A proposta do presidente da Câmara dos Deputados, Severino Cavalcante, de que as alterações nas leis tributárias só poderão ser feitas via projeto de lei, coibindo assim as medidas provisórias (MP"s), é bem-vista pelos advogados.

- As MP"s só devem ser usadas em casos de urgência e relevância, mas não está definido em lugar nenhum o que é urgente e o que é relevante, por isso este excesso. O Supremo Tribunal Federal, quando foi chamado para discorrer sobre este assunto, entendeu que não cabia a ele legislar e que, então, o Poder Legislativo é que deveria definir o que era urgente e relevante. Mas isso não foi feito até hoje. Então, matéria tributária urgente e relevante se tornou uma definição política, um conceito que fica nas mãos do administrador público - ressaltou Andrei Fernandes.

Sérgio Presta acrescenta que outra vantagem desta medida é que os Projetos de Lei tramitam por mais tempo antes de sua aprovação, o que permite a assimilação da norma. Na forma de MP"s, que são rapidamente votadas, esta absorção fica prejudicada.



PLANEJAMENTO TRIBUTÁRIO AJUDA NA DESONERAÇÃO

Uma lei tributária conturbada como a brasileira requer que as empresas se reportem a profissionais que façam um planejamento tributário, visando à diminuição da tributação ao montar ou dar seqüência a um negócio. Andrei Fernandes destaca que é importante que a empresa tenha uma área tributária bem estruturada, que indique a melhor estrutura para o estabelecimento, organizando as atividades de maneira inteligente e menos onerosa.

Este planejamento, acrescenta Presta, mostra ao empresário como ele deve agir. "De posse do esboço do negócio desejado, o advogado tributarista orienta sobre as questões de fluxo, de custo, de como pedir e onde encontrar benefícios fiscais, enfim, procura ser proativo e montar a empresa de modo a pagar poucos impostos. É um trabalho em conjunto com uma equipe de logística", explica.
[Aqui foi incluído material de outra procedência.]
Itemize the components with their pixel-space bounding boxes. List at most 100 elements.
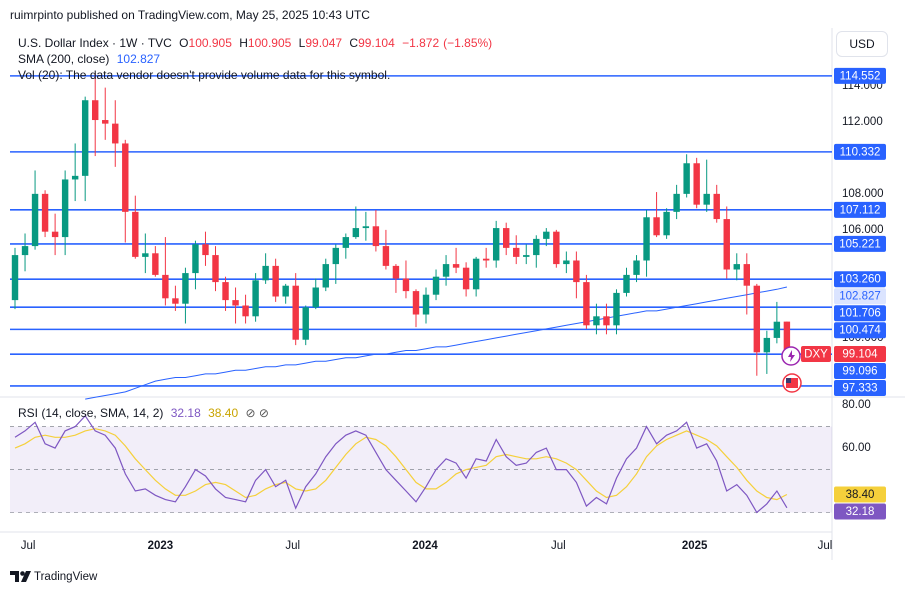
x-tick-label: 2024 [412,540,438,552]
candle-body [593,316,600,326]
x-tick-label: 2025 [682,540,708,552]
sma-legend: SMA (200, close) 102.827 [18,51,164,67]
candle-body [302,307,309,340]
candle-body [633,260,640,275]
candle-body [523,255,530,257]
candle-body [613,292,620,326]
flag-icon-canton [786,378,791,383]
candle-body [653,217,660,236]
candle-body [783,321,791,355]
candle-body [282,285,289,297]
candle-body [663,211,670,236]
rsi-legend: RSI (14, close, SMA, 14, 2) 32.18 38.40 … [18,405,273,421]
candle-body [422,294,430,315]
legend-icons: ⊘ ⊘ [245,406,269,420]
candle-body [292,285,299,340]
candle-body [693,163,700,205]
candle-body [182,273,189,304]
rsi-sma-label-box [834,486,886,503]
candle-body [212,255,219,283]
level-label-box [834,143,886,160]
candle-body [643,217,650,261]
candle-body [262,265,269,281]
change: −1.872 [402,36,440,50]
candle-body [81,100,89,176]
candle-body [723,219,730,270]
candle-body [482,258,490,261]
level-label-box [834,201,886,218]
candle-body [763,337,771,353]
candle-body [412,291,420,315]
symbol-tag-box [801,346,831,363]
candle-body [753,285,761,353]
y-tick-label: 80.00 [842,399,871,411]
level-label-box [834,363,886,380]
candle-body [703,193,710,205]
level-label: 103.260 [839,274,881,286]
candle-body [51,231,59,238]
candle-body [71,175,79,180]
candle-body [502,228,510,248]
candle-body [152,253,159,275]
candle-body [21,246,29,256]
rsi-title: RSI (14, close, SMA, 14, 2) [18,406,164,420]
candle-body [402,278,410,292]
candle-body [322,264,329,288]
ohlc-value: 100.905 [188,36,232,50]
candle-body [112,123,119,144]
ohlc-key: O [179,36,189,50]
change-percent: (−1.85%) [443,36,493,50]
level-label-box [834,305,886,322]
candle-body [362,226,370,229]
candle-body [342,237,350,248]
level-label: 100.474 [839,325,881,337]
ohlc-key: C [349,36,359,50]
level-label-box [834,271,886,288]
level-label: 97.333 [842,383,877,395]
candle-body [242,305,249,317]
level-label: 99.096 [842,366,877,378]
y-tick-label: 108.000 [842,188,884,200]
sma-label-box [834,288,886,305]
currency-button[interactable]: USD [836,31,888,57]
candle-body [102,120,109,124]
publisher-note: ruimrpinto published on TradingView.com,… [10,8,370,22]
candle-body [743,264,751,286]
ohlc-value: 99.047 [305,36,343,50]
candle-body [222,282,229,301]
rsi-sma-label: 38.40 [846,489,875,501]
x-tick-label: Jul [285,540,300,552]
candle-body [61,179,69,238]
candle-body [442,264,450,277]
x-tick-label: 2023 [148,540,174,552]
candle-body [132,211,139,257]
candle-body [192,244,199,274]
symbol-title: U.S. Dollar Index · 1W · TVC [18,36,172,50]
x-tick-label: Jul [818,540,833,552]
brand-name: TradingView [34,571,98,583]
sma-title: SMA (200, close) [18,52,110,66]
candle-body [272,265,279,297]
candle-body [492,228,500,261]
symbol-legend: U.S. Dollar Index · 1W · TVC O100.905 H1… [18,35,496,51]
sma-line [85,286,788,400]
candle-body [122,143,129,212]
ohlc-value: 100.905 [247,36,292,50]
sma-value: 102.827 [116,52,161,66]
rsi-value: 32.18 [170,406,201,420]
candle-body [31,193,39,247]
level-label-box [834,380,886,397]
ohlc-key: L [298,36,306,50]
candle-body [563,260,570,265]
x-tick-label: Jul [551,540,566,552]
candle-body [683,163,690,194]
event-icon-bolt [788,350,795,362]
level-label: 110.332 [840,146,881,158]
candle-body [91,100,99,121]
candle-body [382,246,390,266]
level-label-box [834,67,886,84]
last-price-label-box [834,346,886,363]
candle-body [573,260,580,283]
x-tick-label: Jul [21,540,36,552]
Gustavo Brigagão alerta que estruturar uma empresa de maneira menos onerosa não significa optar pela sonegação fiscal. "A questão é evitar o fato gerador do tributo. Por exemplo, quando existiam os empréstimos compulsórios, que incidiam sobre passagem aéreas em viagens para o exterior, para ir do Rio para Miami, se o preço total da passagem fosse US$ 1mil, o empréstimo era feito sobre esse valor. Então, ao invés de fazer o vôo direto, a proposta era comprar duas passagens, uma para a rota Rio-Manaus e outra Manaus-Miami. Assim, evitava-se que o fato gerador ocorresse com aquela base de cálculo. O fato gerador até acontece, mas a operação é feita de forma que o valor tributável seja menor", explica.

Ao montar a área tributária de uma empresa, Fernandes, do BM&A, diz que é importante a segmentação do setor. Isso significa que o departamento deve ter os responsáveis pelo planejamento, pela consultoria, pelos processos admnistrativos, pelos processos judiciais e pelos pareceres (pesquisas).

- São tantos procedimentos, detalhes e normatizações que a própria receita não consegue tirar as dúvidas dos contribuintes. Por exemplo, a sistemática do PIS e Confins não-cumulativo aumentou a carga tributária, mas não criou um regime claro de não-cumulatividade, como acontece com o IPI, que tem regras definidas e parâmetros. Daí a importância de setores especializados, que orientem - disse o advogado.